Cessez de tirer, cessez de bombarder, cessez de tuer !
Après le bombardement qui a coûté la vie à quatre observateurs de l’Onu, parfaitement neutres, parfaitement dans leur rôle, parfaitement intouchables - s'imagine-t-on - sauf que la guerre ne se soucie pas du statut diplomatique, les USA s'exprimant par la voix de Condoleeza Rice commencent eux aussi à prôner le cessez-le-feu. Mais toujours sous conditions, contrairement à la position russo-française, celle, majoritaire, des pays européens, à l’exception de la Grande Bretagne qui traditionnellement s’en remet à son grand frère américain.
Kofi Annan a vu dans ce bombardement, non un accident, mais une « attaque apparemment délibérée ». Une déclaration qui a beaucoup choqué et que réfute Israël .
Le secrétaire général de l’ONU n’est pourtant pas homme à se perdre en déclarations hâtives et provocantes. Cette accusation rend compte de l’atmosphère d’extrême tension dans laquelle s’ouvre aujourd’hui la conférence de Rome autour de Condoleeza Rice. De même qu'elle reflète le manque de moyens de l’Onu pour faire appliquer ses résolutions lorsque les USA légitiment une violation du droit international.
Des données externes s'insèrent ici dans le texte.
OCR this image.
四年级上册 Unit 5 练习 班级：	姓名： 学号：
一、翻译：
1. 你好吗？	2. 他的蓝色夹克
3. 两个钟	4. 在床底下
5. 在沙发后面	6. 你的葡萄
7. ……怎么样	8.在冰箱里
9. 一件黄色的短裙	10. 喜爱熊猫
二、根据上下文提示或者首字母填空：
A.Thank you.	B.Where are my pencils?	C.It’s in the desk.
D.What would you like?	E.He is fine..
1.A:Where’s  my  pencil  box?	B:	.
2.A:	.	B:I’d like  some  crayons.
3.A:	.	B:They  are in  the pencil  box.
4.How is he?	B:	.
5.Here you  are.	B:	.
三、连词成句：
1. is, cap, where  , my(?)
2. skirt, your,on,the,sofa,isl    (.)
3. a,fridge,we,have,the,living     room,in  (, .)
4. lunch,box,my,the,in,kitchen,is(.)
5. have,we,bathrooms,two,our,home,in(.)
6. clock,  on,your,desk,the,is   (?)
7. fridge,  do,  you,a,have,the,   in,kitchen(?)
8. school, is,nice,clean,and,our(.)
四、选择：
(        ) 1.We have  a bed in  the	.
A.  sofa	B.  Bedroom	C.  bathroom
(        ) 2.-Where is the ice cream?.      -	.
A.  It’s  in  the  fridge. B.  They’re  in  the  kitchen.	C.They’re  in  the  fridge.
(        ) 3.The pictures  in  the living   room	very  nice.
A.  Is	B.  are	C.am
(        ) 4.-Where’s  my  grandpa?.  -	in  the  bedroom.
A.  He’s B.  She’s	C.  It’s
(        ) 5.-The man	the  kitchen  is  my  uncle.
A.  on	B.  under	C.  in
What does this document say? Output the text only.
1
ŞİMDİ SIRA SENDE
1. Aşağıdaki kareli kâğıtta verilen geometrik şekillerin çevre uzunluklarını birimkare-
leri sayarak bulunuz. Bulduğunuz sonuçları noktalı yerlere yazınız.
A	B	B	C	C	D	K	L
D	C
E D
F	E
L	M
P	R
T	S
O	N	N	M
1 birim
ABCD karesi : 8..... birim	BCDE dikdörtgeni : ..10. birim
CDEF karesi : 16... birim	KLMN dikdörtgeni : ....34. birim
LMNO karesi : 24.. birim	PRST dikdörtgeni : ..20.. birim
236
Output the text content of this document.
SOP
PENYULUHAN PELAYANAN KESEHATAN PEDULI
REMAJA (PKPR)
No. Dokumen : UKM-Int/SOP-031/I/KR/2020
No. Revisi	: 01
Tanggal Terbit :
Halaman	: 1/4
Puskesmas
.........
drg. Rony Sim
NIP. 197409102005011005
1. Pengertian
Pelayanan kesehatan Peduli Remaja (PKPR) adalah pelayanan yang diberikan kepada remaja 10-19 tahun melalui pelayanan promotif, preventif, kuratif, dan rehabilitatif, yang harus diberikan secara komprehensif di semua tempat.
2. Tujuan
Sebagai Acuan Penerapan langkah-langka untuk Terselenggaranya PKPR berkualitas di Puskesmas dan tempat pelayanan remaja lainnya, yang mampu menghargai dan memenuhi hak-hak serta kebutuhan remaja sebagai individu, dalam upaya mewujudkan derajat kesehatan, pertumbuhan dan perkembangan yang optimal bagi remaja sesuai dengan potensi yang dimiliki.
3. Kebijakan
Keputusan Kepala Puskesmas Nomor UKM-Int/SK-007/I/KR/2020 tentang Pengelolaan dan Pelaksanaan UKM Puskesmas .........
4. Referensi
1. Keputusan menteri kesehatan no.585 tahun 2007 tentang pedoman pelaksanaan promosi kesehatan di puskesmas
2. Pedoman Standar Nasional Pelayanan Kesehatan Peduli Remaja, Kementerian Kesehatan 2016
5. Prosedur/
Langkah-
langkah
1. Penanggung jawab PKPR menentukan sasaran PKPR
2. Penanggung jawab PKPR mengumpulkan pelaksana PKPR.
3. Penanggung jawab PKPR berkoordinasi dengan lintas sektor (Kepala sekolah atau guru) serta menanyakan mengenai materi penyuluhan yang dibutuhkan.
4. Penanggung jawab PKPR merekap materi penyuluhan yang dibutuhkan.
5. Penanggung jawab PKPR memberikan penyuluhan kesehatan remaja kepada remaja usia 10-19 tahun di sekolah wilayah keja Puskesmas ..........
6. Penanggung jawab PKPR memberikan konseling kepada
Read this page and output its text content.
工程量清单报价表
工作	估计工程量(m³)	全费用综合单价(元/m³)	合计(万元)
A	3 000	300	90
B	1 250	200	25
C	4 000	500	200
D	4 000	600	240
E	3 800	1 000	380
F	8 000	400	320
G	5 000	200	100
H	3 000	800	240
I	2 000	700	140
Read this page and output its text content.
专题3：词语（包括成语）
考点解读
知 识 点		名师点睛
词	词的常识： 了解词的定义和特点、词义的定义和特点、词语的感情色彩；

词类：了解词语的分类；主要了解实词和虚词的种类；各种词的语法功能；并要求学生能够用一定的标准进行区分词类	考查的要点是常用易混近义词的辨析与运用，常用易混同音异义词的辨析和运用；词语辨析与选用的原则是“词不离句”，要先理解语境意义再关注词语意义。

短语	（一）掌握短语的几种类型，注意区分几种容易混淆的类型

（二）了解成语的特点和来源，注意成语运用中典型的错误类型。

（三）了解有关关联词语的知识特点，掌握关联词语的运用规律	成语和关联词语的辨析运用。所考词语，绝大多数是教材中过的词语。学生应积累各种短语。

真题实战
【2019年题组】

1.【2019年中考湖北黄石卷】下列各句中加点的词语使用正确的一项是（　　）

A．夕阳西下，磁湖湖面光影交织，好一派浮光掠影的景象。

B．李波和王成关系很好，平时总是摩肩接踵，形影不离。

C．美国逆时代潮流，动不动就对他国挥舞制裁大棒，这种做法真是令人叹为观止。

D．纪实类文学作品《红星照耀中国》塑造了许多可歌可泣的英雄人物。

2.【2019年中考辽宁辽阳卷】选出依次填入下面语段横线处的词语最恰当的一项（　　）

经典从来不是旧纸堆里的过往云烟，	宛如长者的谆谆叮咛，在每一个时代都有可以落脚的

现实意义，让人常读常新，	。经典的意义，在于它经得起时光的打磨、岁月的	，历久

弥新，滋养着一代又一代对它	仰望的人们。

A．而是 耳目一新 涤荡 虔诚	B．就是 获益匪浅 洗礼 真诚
Israël a ouvert une enquête.
Cette grave bavure d'Israël est alarmante pour la diplomatie. Préoccupante pour la marche de la paix au Proche-Orient. Ce fait tragique atteste de la pénibilité pour la communauté internationale à agir dans la sécurité sur le terrain pour trouver une solution au conflit, permettre le cessez-le-feu, et, à tout le moins, agir plus sereinement sur le plan humanitaire. Les hommes chargés des convois de nourriture,
d’eau potable ainsi que les secours médicaux de première urgence sont exposés en effet chaque jour aux bombardements.
Kofi Annan réclame un cessez-le-feu immédiat sans conditions. Les négociations ne devant intervenir qu’ensuite, ce que refuse pour l’instant Israël. Le désarmement du Hezbollah est pour Israël un préalable.
De son côté, le Hezbollah refuse toute condition « humiliante » imposée par Israël.
Face à cette impasse. Impasse qui fait chaque jour des victimes innocentes, il est plus que jamais urgent que l’ONU ait tous pouvoirs dans sa médiation vitale. Les belligérants étant bien trop à vif ,et les victimes dans le désarroi, occupées à survivre, pour y remédier par eux-mêmes.
Le président Chirac a clairement exprimé qu’"il n’y a pas de solution militaire au conflit ». On ne saurait être plus clair. Et l’on imagine sans peine que le peuple libanais et tous ceux qui ont des proches là-bas s’y rallieront. Car eux ce sont leurs vies qui sont menacées. Israëliens et proches d’Israël devraient partager le même sentiment, le même désir que la crainte pour la vie des leurs disparaisse enfin au profit de la paix, fût-elle relative. Le cessez-le-feu n’est pas la garantie de la paix, mais il en est le préalable, l'unique condition qui soit indispensable, pour tous ceux qui veulent agir avec bon sens, raison et compassion. Après il faudra négocier, construire une perspective viable à la paix dans le contexte qui est celui de cette guerre, puis dans un contexte plus étendu.
Et comme si les morts de part et d'autre, l’exode et la destruction des infrastructures d’un pays ne suffisaient pas, autre dégât collatéral, le multiculturalisme libanais. Le dialogue interculturel a besoin lui aussi que cessent les bombardements sous peine de voir ses différentes communautés se dresser les unes contre les autres abolissant ce qui fait la richesse du Liban, et le rend encore plus précieux et vulnérable, son extraordinaire diversité. Si cela est, alors le Liban aura été rasé plus sûrement que par les belligérants qui s'affrontent et prennent en otage son peuple. Une diversité, un oecuménisme"tenté“ et ô combien périlleux dans le contexte du Proche-Orient, qui a fait de ce pays aujourd’hui et dans son histoire un bouclier, un sous-Etat à envahir du point de vue de ses voisins, un bouc-émissaire désigné par des pays moins mélangés.
Aujourd'hui, une seule rumeur doit crever le ciel : cessez le feu !
Plus nous attendons, plus des innocents meurent et plus l'engrenage conjugué de la violence et de la souffrance profite aux radicaux qui se fichent que des gens meurent, au contraire, ils le souhaitent ! Répondre par plus de violence à la violence d'un Hezbollah instrumentalisé par, ce qu'avance le Quai d'Orsay, l'Iran, (Hezbollah qui, quoiqu'il en soit, n'est en aucun cas le porte-parole du peuple libanais) est une inanité meurtrière à laquelle il faut avoir le courage de mettre fin SANS CONDITIONS.